Getting lost can be hard to do and requires preparation, in fact; it requires defying the map. But some days it seems like all there is to discover are the limits of our own personal understanding. What is necessary is to explore, to search, to find the new; for the writer, it is to turn from explorer to guide, to write new maps, to enable others to follow the story. The main issue, then, is to develop the technique to convey our vision into a text which can be used to guide others, or where necessarily to transcend the available tools and techniques in pursuit of the new.
It is difficult to reconcile our understanding of what a text is, conventionally, with what we want the new text to be; sometimes it appears impossible to imagine that anyone will ever transcend the conventions which exist today. Indeed, this is a matter of breaking out of the professional conventions - to be an amateur is to be able to see what others do not, and it is essential to work without any preconceptions whatsoever, to try to see only what exists. Seeing is an art which must be learnt.

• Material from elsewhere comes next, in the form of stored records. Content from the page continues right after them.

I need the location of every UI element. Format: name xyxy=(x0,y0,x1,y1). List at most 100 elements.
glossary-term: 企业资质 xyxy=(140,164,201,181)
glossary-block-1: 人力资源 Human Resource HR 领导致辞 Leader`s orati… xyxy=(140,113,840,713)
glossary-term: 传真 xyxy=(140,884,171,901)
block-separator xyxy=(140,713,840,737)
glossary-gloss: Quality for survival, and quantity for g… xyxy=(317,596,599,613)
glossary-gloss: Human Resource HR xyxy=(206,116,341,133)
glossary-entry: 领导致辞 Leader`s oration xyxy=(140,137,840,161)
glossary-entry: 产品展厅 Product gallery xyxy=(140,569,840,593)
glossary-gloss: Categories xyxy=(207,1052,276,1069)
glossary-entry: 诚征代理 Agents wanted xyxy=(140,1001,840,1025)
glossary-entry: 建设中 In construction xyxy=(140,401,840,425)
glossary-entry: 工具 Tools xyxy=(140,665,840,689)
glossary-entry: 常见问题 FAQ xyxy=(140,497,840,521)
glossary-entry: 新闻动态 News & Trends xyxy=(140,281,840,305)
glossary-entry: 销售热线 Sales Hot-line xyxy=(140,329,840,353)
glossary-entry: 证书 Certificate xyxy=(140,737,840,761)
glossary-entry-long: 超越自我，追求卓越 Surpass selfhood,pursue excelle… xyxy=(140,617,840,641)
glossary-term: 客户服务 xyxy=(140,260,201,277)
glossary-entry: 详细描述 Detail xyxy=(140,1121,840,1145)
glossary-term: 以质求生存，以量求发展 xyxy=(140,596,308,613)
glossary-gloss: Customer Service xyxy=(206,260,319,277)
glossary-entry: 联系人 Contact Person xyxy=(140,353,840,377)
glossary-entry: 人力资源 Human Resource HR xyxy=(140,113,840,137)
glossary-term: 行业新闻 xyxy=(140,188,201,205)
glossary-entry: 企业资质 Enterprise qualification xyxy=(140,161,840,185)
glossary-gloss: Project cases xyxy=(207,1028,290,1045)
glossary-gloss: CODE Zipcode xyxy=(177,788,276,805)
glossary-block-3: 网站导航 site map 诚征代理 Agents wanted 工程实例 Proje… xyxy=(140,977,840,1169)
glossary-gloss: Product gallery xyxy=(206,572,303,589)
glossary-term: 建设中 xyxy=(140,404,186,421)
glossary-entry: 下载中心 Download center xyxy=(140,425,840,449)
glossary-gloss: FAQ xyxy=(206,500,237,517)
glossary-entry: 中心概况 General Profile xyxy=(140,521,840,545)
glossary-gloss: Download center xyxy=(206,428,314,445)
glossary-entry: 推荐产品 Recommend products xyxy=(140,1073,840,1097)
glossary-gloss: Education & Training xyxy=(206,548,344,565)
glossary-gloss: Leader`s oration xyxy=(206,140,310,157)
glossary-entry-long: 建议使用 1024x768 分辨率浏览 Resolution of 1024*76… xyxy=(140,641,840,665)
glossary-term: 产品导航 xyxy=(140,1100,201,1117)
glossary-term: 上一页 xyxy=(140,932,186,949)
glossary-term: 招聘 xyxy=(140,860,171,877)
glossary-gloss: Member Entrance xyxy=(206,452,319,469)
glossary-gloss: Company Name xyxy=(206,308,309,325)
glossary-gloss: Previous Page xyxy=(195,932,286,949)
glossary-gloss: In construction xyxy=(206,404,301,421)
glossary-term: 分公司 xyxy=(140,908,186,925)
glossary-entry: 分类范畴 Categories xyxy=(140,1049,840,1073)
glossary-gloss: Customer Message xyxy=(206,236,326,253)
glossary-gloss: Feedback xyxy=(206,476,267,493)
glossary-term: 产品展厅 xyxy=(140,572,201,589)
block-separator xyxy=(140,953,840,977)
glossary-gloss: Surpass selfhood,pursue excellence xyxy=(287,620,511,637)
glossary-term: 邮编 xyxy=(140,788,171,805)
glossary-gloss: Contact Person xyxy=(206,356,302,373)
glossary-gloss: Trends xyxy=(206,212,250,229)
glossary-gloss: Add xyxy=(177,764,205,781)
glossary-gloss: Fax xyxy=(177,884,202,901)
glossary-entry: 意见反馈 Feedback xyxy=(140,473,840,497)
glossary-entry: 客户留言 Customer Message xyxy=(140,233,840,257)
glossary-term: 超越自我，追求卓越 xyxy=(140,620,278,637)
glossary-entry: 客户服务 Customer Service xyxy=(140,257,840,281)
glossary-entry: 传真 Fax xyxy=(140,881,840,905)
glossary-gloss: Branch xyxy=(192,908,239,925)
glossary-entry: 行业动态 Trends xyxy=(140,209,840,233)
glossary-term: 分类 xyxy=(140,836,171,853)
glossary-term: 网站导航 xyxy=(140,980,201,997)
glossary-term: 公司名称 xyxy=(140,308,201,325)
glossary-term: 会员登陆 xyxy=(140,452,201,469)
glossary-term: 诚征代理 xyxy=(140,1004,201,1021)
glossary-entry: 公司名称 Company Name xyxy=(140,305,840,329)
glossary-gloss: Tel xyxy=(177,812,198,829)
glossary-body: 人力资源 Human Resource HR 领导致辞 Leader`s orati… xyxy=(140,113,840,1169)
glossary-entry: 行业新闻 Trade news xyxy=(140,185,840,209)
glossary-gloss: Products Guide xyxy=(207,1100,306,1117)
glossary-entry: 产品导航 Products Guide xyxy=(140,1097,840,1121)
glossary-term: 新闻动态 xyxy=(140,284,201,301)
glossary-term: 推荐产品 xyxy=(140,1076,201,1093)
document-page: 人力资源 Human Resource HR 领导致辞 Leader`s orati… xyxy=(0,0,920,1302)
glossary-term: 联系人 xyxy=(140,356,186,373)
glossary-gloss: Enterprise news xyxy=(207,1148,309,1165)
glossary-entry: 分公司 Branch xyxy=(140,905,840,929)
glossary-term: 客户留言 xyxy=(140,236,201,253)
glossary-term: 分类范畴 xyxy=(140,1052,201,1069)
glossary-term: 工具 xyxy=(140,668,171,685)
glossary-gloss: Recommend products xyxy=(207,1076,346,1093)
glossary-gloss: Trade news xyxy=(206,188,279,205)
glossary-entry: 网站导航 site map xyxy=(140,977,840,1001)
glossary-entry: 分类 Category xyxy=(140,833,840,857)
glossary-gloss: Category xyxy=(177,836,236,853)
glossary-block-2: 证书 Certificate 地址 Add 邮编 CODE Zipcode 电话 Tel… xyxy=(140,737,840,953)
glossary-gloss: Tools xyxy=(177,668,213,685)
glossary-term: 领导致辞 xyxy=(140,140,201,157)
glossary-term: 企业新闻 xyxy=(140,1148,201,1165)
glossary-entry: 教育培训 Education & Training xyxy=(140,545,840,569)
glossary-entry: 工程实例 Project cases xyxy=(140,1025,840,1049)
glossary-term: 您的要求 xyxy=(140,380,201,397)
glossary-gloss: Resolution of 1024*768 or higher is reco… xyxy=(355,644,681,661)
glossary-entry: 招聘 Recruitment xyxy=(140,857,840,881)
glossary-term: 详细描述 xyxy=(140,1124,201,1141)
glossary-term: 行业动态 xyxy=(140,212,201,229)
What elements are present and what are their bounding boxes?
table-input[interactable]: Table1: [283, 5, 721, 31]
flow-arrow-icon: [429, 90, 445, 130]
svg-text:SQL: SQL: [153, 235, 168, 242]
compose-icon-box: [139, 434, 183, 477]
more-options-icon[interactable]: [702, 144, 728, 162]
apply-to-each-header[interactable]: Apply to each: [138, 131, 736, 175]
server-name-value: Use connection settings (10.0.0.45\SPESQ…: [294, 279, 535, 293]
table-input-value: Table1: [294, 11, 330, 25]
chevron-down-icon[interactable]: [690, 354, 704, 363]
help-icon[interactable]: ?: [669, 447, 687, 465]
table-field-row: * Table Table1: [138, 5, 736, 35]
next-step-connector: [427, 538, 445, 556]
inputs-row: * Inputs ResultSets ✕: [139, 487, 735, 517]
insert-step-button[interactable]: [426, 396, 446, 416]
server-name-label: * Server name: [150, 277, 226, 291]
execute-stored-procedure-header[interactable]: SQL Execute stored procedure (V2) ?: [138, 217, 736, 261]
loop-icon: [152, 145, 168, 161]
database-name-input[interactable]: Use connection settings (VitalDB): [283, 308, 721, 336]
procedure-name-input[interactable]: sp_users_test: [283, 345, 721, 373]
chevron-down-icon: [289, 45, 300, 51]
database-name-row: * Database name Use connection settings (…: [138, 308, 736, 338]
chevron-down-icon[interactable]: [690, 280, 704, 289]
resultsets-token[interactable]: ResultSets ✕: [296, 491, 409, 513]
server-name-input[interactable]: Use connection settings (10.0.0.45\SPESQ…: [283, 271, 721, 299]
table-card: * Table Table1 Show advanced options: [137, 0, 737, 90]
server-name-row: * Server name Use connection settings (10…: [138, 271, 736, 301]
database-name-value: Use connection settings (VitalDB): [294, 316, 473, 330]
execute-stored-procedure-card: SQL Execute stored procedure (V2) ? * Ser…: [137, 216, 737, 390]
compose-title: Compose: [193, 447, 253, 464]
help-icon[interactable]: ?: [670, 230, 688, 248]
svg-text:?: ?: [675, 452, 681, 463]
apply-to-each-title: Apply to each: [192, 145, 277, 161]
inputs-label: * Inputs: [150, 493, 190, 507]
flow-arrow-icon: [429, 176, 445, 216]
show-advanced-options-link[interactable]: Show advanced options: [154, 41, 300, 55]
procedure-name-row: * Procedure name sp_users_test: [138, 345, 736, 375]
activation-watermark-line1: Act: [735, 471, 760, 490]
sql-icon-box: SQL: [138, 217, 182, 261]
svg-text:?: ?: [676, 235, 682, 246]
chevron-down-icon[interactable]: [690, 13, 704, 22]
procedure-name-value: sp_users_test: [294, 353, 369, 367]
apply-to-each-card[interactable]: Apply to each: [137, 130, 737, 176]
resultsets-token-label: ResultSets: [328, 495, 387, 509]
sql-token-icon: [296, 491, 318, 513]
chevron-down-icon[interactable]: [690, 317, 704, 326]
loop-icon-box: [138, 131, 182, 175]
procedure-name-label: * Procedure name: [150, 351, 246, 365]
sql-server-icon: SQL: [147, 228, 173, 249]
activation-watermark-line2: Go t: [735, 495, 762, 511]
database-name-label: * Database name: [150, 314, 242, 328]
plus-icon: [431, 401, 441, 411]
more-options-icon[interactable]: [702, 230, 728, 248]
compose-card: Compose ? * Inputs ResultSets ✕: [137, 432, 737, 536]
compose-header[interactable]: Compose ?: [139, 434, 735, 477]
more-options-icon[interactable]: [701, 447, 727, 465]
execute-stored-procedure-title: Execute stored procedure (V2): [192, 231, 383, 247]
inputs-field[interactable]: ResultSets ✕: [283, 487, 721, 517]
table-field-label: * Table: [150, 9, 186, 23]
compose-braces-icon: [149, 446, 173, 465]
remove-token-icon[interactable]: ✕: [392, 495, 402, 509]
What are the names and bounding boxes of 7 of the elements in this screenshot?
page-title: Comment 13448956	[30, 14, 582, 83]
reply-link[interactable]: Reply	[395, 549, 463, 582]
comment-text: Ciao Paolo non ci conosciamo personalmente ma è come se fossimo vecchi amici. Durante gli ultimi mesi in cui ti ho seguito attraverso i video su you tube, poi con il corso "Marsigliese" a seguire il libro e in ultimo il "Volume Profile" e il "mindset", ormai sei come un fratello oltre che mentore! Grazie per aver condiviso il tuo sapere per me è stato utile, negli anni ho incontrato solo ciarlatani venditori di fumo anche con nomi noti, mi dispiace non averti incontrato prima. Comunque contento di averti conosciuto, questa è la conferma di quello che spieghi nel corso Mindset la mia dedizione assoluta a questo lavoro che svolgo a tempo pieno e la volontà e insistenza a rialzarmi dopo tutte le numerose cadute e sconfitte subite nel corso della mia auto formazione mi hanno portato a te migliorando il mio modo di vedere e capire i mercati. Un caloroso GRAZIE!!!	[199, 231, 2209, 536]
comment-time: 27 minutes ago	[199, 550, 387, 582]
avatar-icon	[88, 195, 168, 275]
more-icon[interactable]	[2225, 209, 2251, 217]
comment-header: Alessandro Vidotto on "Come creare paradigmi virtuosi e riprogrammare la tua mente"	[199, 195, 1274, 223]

Maps are crucial in this process; they influence our understanding of the world, but how we see also depends on part on what we want to see, on the maps we choose. Maps almost always necessarily distort reality; they are intellectual constructs, or consensual hallucinations, as William Gibson may call them. Maps assume certain conventions; in fiction writing, too, there are specific conventions on how to format and present ideas, which determine what ideas can be presented how effectively, and privilege certain versions of reality (or fiction).
We are also obsessed with collecting everything, with comprehensiveness (from maps to Google Earth to Wikipedia to the Web itself) - yet every map goes out of date the moment it is made, and there are plenty of unmapped spaces left in the world. Full comprehensiveness is impossible unless reality itself is reproduced in full scale; outside of this, maps are no more than abstractions, reduced and less accurate but deliberately distorted and abstracted. To do this is to take a point of view; no one map is more accurate than the other; such terms need to be defined in terms of our intention.
Being lost can be terrifying, but being disoriented can be fun; defying convention is part of than fun. Creativity is weighed down by technique, which limits new developments - and the same goes for maps. Perhaps being lost, Peter suggests, one should get loster. But for successful artists this is getting progressively more difficult, and some have introduced artificial constraints to push themselves to try new things.
Being lost is a prerequisite for reading, in fact - and nearly everyone can operate at a very high level of abstraction. Getting lost is not an entirely premeditated process, however - it is also a happy accident, informed by the information we hold subconsciously. The map is a crucial tool in the process, if only as a point of departure for getting lost.